The operations \(P\) and \(P^T\) require parallel communication and are handled by PETSc.

Performance portability¶

This approach also provides performance portability, which means that the same code can be used for a variety of different hardware.

Recap¶

Pulling it all together, a scientific simulation relies upon several areas of numerical computation.

Non-linear solvers - A physics based PDE will have a non-linear equation to solve
Linear solvers - The non-linear solver will involve linear solves with the Jacobian matrix
Discretization - The choice of points to solve the PDE at and how to fit a curve to those points
Quadrature - Weak forms (and other pieces) require numerical integration
Differentiation - Evaluating the Jacobian can be done via automatic differentiation
Performance - Hardware informs mathematical representation and software implementation

Projects with libCEED¶

There are several ways to make projects with libCEED. We have bindings in several languages, including

C/C++
Fortran (same API as for C/C++, but with minor differences)
Julia
Python
Rust

Standard examples¶

There are three standard examples we use to outline the interface concepts. These examples are based upon a single application of the operator, so computing the matrix-vector product \(A u\).

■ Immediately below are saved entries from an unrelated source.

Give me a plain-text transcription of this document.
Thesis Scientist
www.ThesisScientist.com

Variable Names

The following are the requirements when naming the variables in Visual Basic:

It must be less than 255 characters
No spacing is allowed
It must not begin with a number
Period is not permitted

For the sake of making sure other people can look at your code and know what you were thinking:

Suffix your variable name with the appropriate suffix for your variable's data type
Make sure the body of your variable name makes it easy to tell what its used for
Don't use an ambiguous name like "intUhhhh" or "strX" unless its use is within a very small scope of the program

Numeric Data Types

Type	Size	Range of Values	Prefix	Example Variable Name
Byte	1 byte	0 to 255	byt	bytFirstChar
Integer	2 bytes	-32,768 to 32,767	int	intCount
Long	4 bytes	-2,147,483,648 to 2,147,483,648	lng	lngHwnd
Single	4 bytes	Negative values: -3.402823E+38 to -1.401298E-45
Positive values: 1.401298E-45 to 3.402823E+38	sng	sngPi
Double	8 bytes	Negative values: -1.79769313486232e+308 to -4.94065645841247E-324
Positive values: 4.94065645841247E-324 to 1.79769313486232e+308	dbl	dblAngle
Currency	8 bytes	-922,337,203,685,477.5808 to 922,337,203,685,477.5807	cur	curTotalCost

ex1-volume - compute the volume of a region by computing \(\int_\Omega v u \, dV\), where \(u \left( x \right) = 1\). In other words, this example applies the mass matrix to a vector of all 1s.
ex2-surface - compute the surface area of a region by computing \(\int_{\partial \Omega} 1 \, dS = \int_\Omega \nabla v \cdot \nabla u \, dV\) (Calc III identities!) ,where \(u \left( x \right) = x_0 + x_1 + x_2\). In other words, this example applies the diffusion operator to a vector whose values represent a linear function in \(x, y, z\).
ex3-volume - compute the volume of a region by computing \(\int_\Omega \left( u + \nabla^2 u \right) \, dV\), where \(u \left( x \right) = 1\). In other words, this example applies the mass matrix and diffusion operator to a vector of all 1s.

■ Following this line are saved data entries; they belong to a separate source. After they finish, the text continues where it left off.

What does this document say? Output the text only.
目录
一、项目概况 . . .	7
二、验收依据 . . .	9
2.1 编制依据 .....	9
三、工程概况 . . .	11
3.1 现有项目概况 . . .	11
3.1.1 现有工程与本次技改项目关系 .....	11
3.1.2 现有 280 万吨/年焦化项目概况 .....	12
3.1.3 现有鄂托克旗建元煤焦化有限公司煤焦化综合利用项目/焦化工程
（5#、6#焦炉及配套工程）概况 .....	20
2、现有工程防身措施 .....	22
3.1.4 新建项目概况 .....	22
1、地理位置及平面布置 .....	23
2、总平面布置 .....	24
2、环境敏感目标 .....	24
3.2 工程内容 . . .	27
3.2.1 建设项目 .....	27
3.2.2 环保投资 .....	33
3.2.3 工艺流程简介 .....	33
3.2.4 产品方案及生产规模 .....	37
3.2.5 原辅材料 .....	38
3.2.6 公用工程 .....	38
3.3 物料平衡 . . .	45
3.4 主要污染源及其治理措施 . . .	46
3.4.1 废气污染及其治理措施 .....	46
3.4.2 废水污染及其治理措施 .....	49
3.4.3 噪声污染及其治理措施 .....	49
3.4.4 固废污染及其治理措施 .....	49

Currently we have these examples for C/C++, Python, and Rust, but not for Fortran and Julia.

Bakeoff examples¶

The bakeoff problems use similar operators to the three given above, but they solve the linear system of equations \(A u = f\). These examples use linear solvers from deal.II, MFEM, Nek5000, or PETSc.

These examples are all written in C/C++. The different packages have different levels of support for other languages. For example, PETSc has strong C/C++, Fortran, and Python support, with incomplete Julia and Rust support.

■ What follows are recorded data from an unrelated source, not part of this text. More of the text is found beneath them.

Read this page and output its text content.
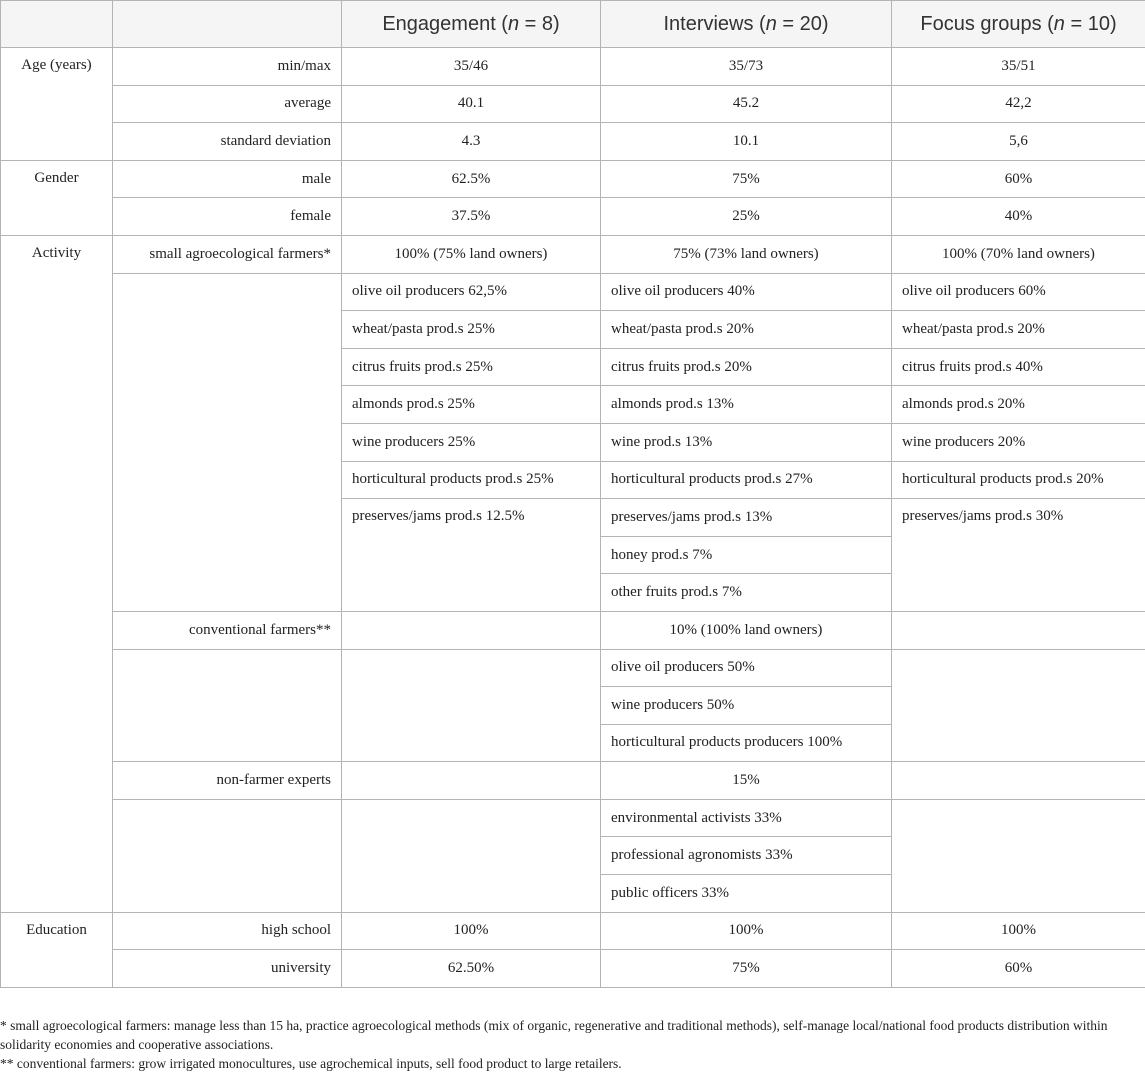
		Engagement (n = 8)	Interviews (n = 20)	Focus groups (n = 10)
Age (years)	min/max	35/46	35/73	35/51
	average	40.1	45.2	42,2
	standard deviation	4.3	10.1	5,6
Gender	male	62.5%	75%	60%
	female	37.5%	25%	40%
Activity	small agroecological farmers*	100% (75% land owners)	75% (73% land owners)	100% (70% land owners)
		olive oil producers 62,5%	olive oil producers 40%	olive oil producers 60%
		wheat/pasta prod.s 25%	wheat/pasta prod.s 20%	wheat/pasta prod.s 20%
		citrus fruits prod.s 25%	citrus fruits prod.s 20%	citrus fruits prod.s 40%
		almonds prod.s 25%	almonds prod.s 13%	almonds prod.s 20%
		wine producers 25%	wine prod.s 13%	wine producers 20%
		horticultural products prod.s 25%	horticultural products prod.s 27%	horticultural products prod.s 20%
		preserves/jams prod.s 12.5%	preserves/jams prod.s 13%	preserves/jams prod.s 30%
			honey prod.s 7%	
			other fruits prod.s 7%	
	conventional farmers**		10% (100% land owners)	
			olive oil producers 50%	
			wine producers 50%	
			horticultural products producers 100%	
	non-farmer experts		15%	
			environmental activists 33%	
			professional agronomists 33%	
			public officers 33%	
Education	high school	100%	100%	100%
	university	62.50%	75%	60%

* small agroecological farmers: manage less than 15 ha, practice agroecological methods (mix of organic, regenerative and traditional methods), self-manage local/national food products distribution within solidarity economies and cooperative associations.

** conventional farmers: grow irrigated monocultures, use agrochemical inputs, sell food product to large retailers.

It would be beneficial to have some of these bakeoff problems available in languages other than C/C++.

It could be beneficial to see these bakeoff problems modified to use both mass and diffusion operators, like ex3-volume above. The implementation using PETSc has been modified in this way.

Mini-application examples¶

We also have a fluid-dynamics mini-application (became the basis for HONEE and solid-mechanics mini-application (became the basis for Ratel). These mini-applications are written with PETSc and libCEED.

Adding features to these mini-applications can be rather involved, and creating new mini-applications takes a significant amount of work.